The Weariness of Taking Photographs

March 2nd, 2009 § 1

How did I go so long without reading First Things? It’s my favorite thing to read, period. Here’s a neat observation in the middle of an article on image and sacrament:

What is it that puts me off about photographers? Anyone who’s ever been in charge of taking pictures at a Thanksgiving dinner or a children’s birthday party knows how abstracting it is. If you have to take the pictures, you can’t be there in the usual sense: you have to be always looking for shots, turning people toward the camera, eyeing the turkey or birthday cake for posterity. But the more you believe in what you’re doing, the more you also believe your presence justifies everything.The photographers I’m talking about, the true believers, don’t seem absent from where they are, the way people do when their eyes pass over you as they talk on their cell phones. But as Nikon says on its website: “Choose a camera and you’ve taken the first step toward turning fleeting moments into precious memories.” What it says is accurate: the objective of most amateur photography is the conquest of time and distance. The photographs will eventually be the memories as the context drops away. Just go through your old photographs and see.
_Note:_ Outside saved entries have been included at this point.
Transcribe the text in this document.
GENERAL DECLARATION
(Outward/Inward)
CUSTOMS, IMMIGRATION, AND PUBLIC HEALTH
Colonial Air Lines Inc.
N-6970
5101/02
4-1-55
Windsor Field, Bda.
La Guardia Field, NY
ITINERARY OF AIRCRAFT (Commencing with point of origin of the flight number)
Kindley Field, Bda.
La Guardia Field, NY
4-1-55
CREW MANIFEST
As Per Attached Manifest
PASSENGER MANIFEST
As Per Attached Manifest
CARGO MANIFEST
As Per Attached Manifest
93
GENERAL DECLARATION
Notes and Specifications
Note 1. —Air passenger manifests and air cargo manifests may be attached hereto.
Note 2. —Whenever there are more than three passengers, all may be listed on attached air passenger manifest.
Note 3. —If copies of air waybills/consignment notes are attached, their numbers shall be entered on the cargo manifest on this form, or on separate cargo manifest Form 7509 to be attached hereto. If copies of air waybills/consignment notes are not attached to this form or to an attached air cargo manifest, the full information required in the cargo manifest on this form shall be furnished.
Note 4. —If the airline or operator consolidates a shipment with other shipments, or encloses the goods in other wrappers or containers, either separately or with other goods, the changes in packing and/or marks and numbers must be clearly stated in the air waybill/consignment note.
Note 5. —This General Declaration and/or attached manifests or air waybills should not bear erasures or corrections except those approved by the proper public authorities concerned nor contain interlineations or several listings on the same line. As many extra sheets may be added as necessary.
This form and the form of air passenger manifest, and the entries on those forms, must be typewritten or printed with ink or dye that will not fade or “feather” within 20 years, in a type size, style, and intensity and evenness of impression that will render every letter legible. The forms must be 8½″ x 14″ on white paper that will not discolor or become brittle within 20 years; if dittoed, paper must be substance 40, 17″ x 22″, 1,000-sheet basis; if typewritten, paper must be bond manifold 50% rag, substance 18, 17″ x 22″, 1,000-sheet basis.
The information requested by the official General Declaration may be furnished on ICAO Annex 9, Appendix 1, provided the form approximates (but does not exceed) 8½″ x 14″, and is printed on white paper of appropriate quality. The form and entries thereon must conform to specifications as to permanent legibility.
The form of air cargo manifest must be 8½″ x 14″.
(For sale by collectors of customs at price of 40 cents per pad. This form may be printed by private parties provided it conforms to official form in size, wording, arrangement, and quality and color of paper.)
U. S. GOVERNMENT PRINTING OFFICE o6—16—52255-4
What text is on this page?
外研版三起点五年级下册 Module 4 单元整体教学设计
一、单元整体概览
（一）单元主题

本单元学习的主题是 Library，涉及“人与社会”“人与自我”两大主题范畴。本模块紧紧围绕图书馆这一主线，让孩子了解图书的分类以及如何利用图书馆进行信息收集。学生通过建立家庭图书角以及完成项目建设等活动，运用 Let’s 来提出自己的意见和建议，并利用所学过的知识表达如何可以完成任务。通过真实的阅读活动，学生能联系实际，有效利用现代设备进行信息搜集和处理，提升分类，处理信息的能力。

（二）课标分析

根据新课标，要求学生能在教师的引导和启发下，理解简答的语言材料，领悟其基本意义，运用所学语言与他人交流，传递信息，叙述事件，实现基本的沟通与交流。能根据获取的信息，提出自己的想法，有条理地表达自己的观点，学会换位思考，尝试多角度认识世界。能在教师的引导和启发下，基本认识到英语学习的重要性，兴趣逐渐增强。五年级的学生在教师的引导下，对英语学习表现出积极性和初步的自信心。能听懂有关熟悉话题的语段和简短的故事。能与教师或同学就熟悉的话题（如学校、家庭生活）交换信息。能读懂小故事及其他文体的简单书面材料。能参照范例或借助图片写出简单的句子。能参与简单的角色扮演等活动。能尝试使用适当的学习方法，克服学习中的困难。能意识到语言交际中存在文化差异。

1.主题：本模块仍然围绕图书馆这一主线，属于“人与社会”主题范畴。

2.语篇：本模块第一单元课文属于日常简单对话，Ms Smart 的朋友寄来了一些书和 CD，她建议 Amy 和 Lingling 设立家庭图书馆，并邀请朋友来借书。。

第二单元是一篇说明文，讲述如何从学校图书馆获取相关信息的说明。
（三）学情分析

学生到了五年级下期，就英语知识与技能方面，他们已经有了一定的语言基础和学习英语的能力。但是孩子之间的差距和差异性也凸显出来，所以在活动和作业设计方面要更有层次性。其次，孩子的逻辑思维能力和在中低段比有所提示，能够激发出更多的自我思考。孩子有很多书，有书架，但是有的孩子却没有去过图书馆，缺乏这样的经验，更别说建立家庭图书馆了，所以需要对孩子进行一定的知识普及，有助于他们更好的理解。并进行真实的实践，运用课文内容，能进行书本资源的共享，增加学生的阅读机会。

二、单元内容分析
The great faculty of memory that St. Augustine celebrates in the Confessions has enhanced itself with literal accuracy and indentured itself to technology at the same time. Plato (and not just Plato) worried that even writing things down would supplant the living presence of the truth, but the photograph uncannily holds the present, only the present, this moment forever, while the world goes on.

A veiled Muslim woman once chased my wife through Istanbul trying to get back her stolen image. I understand the impulse. I find myself uncomfortably in the camp of Susan Sontag: “the camera is the ideal arm of consciousness in its acquisitive mood.”